The federal government might be about to break another promise. The clock is ticking down toward a December deadline for a Cabinet decision on Kinder Morgan’s proposed Trans Mountain Expansion pipeline. During last year’s election campaign, the government promised to put Trans Mountain through a revamped review and restore public confidence in the energy project review process. But recent media reports suggest the federal government wants to approve Trans Mountain.
In addition to mounting rumours about approving Kinder Morgan’s pipeline, the federal government announced it would stick with the weak carbon reduction targets set by the previous government. This is not the climate leadership that was promised to Canadians. That’s why I’m asking you to tell the federal government to reject Trans Mountain.
Instead of redoing the review as promised, the government tried to slap a band-aid on the Trans Mountain process with its Interim Measures for Pipeline Reviews. But this won’t cut it. The review is widely seen as illegitimate, and British Columbians stand overwhelmingly against Kinder Morgan.
There’s a lot at stake with the Trans Mountain Expansion pipeline. Texas-based Kinder Morgan wants to twin an existing 60-year-old pipeline transporting tar sands crude from Edmonton, Alberta to Burnaby, B.C. The expansion would virtually triple the capacity of the pipeline from 300,000 to 890,000 barrels per day. That’s the equivalent of adding 2.7 million cars to our roads – an emissions increase that will be very hard to accommodate under Canada’s Paris commitment and Alberta’s oil sands emissions cap. It would also increase tanker traffic in the Vancouver Harbour seven-fold, from 60 tankers per year to 408.
British Columbians understandably have no faith in the tainted National Energy Board review process for Trans Mountain. There were conflict of interest concerns when a consultant who had filed evidence for Trans Mountain was appointed to the NEB. There are also concerns about limits on who could participate in the review process, unreasonably short timelines that compromised the quality of the review, and reduced participant funding for public interest groups and First Nations. The review is the subject of five legal challenges. The issues go so deep that Justin Trudeau himself promised to restart the review process for Trans Mountain from scratch.
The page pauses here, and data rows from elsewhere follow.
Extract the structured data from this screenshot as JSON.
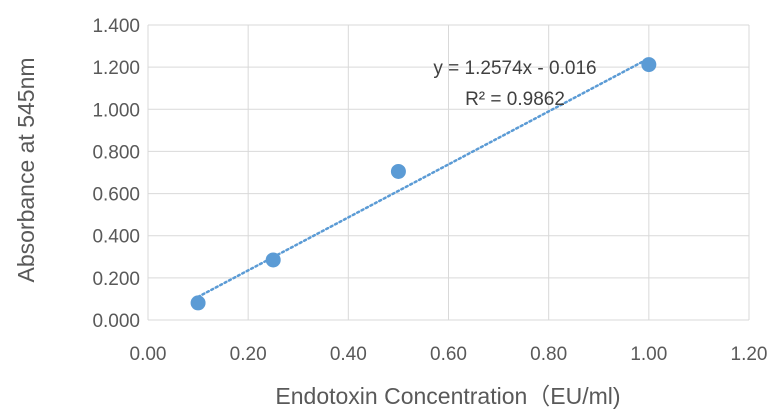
{
  "chart_data": {
    "type": "scatter",
    "title": "",
    "xlabel": "Endotoxin Concentration（EU/ml)",
    "ylabel": "Absorbance at 545nm",
    "xlim": [
      0,
      1.2
    ],
    "ylim": [
      0,
      1.4
    ],
    "x_ticks": [
      "0.00",
      "0.20",
      "0.40",
      "0.60",
      "0.80",
      "1.00",
      "1.20"
    ],
    "y_ticks": [
      "0.000",
      "0.200",
      "0.400",
      "0.600",
      "0.800",
      "1.000",
      "1.200",
      "1.400"
    ],
    "grid": true,
    "legend": "none",
    "series": [
      {
        "x": [
          0.1,
          0.25,
          0.5,
          1.0
        ],
        "y": [
          0.081,
          0.285,
          0.705,
          1.212
        ],
        "color": "#5b9bd5"
      }
    ],
    "trendline": {
      "type": "linear",
      "slope": 1.2574,
      "intercept": -0.016,
      "color": "#5b9bd5",
      "style": "dotted",
      "x_range": [
        0.1,
        1.0
      ],
      "equation": "y = 1.2574x - 0.016",
      "r_squared": "R² = 0.9862"
    }
  }
}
The Prime Minister has insisted that “governments grant permits, but communities grant permission,” and he has talked repeatedly about projects needing to gain “social license.” Is his government ready now to stand behind those words?
A big test will come in December, when a decision must be made on the fate of the Trans Mountain pipeline. British Columbians overwhelmingly said they do not approve of this project. Will the federal government listen to them?